Black women who are suffering need to seek counseling.
This is the message psychologist La Keita Carter brought to a group of Black women who attended the Trilogy of Trauma seminar, organized by the Black Mental Health Alliance and held at Baltimore City Community College.
“When trauma symptoms persist and you don’t get help, you are disabling yourself,” Carter told 130 participants, according to The Baltimore Sun. “The prefrontal cortex is the part of your brain responsible for adulting — for organizing, initiating and deciding how to manage your Saturday. Your children don’t have it because their brains keep growing until they’re 25. When you’re in distress mode, your prefrontal cortex shuts down because your brain is doing more important things.
“You may say later, ‘What was I thinking?’ Technically you weren’t thinking because that part of your brain was disabled,” Carter added.
The seminar is the first part of three planned workshops to teach Black people the proper approach to dealing with trauma and improve their mental health.
Jan Desper Peters, executive director of the Black Mental Health Alliance, told The Baltimore Sun that the workshop was created after the 2015 death of Baltimore man Freddie Gray.
“We held perhaps six meetings over a few years, and discussions of historic and race-based trauma kept coming up,” Peters said. “We felt it was so important that we wanted to break the topic down into groups.”
The importance of therapy cannot be overstated because long term trauma can result in permanent brain structure changes, Carter said at the seminar, according to The Sun.
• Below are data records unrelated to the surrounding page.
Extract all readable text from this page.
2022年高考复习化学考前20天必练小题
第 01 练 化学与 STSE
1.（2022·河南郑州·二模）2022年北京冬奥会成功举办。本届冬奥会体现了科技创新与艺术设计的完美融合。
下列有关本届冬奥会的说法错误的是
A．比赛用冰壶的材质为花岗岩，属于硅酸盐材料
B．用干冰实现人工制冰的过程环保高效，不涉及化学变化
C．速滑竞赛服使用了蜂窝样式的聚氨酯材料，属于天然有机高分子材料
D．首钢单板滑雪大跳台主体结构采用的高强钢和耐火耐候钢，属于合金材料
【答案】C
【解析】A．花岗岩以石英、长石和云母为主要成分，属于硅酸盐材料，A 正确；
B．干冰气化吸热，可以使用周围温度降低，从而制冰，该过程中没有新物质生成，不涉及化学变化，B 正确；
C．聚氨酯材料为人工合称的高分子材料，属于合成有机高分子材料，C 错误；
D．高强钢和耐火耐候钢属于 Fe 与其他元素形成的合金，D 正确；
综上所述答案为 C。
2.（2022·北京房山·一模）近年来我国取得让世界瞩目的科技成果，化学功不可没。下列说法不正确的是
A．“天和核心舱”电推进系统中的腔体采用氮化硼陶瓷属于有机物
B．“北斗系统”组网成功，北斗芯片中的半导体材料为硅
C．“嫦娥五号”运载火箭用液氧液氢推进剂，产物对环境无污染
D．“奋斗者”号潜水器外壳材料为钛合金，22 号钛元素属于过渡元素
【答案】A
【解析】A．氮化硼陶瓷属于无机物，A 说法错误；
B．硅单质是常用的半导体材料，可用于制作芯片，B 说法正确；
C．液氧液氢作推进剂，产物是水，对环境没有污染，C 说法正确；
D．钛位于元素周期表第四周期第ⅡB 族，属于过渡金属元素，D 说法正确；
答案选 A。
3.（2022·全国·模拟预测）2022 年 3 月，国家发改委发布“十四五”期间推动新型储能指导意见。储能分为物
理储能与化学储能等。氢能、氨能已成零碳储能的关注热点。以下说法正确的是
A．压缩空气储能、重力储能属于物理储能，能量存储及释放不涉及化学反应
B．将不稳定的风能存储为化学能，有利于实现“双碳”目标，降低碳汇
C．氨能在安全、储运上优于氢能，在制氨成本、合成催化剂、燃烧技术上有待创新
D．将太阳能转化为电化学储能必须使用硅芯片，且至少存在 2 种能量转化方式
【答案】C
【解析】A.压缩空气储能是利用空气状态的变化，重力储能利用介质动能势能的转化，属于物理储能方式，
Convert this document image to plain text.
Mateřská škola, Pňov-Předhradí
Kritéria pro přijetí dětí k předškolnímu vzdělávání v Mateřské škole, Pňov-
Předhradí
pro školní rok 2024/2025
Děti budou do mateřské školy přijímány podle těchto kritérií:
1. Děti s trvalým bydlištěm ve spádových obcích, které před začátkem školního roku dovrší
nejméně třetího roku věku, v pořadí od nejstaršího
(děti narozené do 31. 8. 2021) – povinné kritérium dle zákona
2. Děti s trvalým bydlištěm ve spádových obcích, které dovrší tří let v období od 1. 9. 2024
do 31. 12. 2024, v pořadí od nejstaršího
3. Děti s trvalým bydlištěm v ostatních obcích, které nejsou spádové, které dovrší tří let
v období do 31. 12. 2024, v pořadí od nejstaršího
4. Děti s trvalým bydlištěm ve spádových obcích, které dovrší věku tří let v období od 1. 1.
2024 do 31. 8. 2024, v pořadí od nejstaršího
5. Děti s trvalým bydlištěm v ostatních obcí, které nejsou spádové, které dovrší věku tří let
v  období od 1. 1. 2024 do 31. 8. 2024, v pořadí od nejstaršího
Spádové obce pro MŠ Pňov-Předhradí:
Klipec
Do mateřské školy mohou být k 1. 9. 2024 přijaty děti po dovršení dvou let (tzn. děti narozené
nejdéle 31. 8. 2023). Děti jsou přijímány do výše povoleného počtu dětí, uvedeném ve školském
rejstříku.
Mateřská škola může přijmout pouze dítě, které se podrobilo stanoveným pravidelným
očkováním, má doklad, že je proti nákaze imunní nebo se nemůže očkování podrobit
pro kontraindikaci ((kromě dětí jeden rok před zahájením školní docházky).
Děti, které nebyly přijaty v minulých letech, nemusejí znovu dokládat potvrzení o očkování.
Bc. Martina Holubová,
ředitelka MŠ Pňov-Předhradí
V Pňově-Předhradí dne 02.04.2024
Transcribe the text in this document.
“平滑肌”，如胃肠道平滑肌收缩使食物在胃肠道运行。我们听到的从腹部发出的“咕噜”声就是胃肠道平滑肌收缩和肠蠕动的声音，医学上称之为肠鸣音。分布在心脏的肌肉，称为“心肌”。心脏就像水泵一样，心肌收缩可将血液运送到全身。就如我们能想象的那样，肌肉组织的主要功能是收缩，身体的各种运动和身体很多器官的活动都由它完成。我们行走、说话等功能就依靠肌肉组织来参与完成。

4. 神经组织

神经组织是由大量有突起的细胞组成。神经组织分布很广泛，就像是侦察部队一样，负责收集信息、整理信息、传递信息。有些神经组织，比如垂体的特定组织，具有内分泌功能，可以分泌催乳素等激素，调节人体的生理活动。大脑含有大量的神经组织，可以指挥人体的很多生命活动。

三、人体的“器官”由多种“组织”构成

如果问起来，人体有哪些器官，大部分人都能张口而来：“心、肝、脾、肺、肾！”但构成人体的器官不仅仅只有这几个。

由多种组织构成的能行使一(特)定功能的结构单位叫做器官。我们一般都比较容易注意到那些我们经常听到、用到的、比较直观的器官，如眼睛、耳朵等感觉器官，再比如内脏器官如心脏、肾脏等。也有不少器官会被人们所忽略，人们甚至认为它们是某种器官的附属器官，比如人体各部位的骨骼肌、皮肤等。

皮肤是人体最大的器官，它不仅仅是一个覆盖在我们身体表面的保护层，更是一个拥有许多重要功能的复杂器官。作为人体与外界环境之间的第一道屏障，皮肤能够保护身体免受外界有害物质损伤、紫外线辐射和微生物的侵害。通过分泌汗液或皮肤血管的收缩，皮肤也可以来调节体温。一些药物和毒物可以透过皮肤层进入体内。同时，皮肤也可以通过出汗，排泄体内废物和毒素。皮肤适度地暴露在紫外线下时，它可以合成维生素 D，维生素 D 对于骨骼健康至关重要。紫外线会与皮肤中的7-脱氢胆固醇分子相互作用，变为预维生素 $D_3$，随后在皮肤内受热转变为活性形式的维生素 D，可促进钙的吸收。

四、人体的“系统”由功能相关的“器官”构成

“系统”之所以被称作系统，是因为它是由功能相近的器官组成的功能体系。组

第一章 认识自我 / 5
She explained that normally the prefrontal cortex (“the CEO of your brain”) makes decisions but when a woman is under ongoing stress, the amygdala (the part that helps to process emotions) calls the shots. To deal with the stress, the amygdala sends a frantic signal to the hypothalamus, which in turn, triggers the emergency “fight or flight” response, which is good in cases of emergency but as a perpetual state of being, this creates long-term havoc in our bodies and brains.
“We cannot sustain this hyper-vigilant state indefinitely,” Carter said.
Another workshop speaker, Shelter Dziya, a psychology professor at the University of Maryland, Baltimore County, said the seminar was important because Black women, historically, have faced two types of discrimination – one for being Black and another for being female.
“Black women experience domestic violence more often than any other group,” Dziya, told The Sun. “But they are less likely to report it because shelters and the mental health system are not designed to meet their needs.”
On top of this, when Black women reach out for help, they often find therapists that they can’t relate to. Less than 10 percent of mental health professionals in the U.S. are Black women, Dziya said.
Next up will be an April 13 seminar for Black children, also held on the community college campus. On June 15, a workshop is planned for Black men.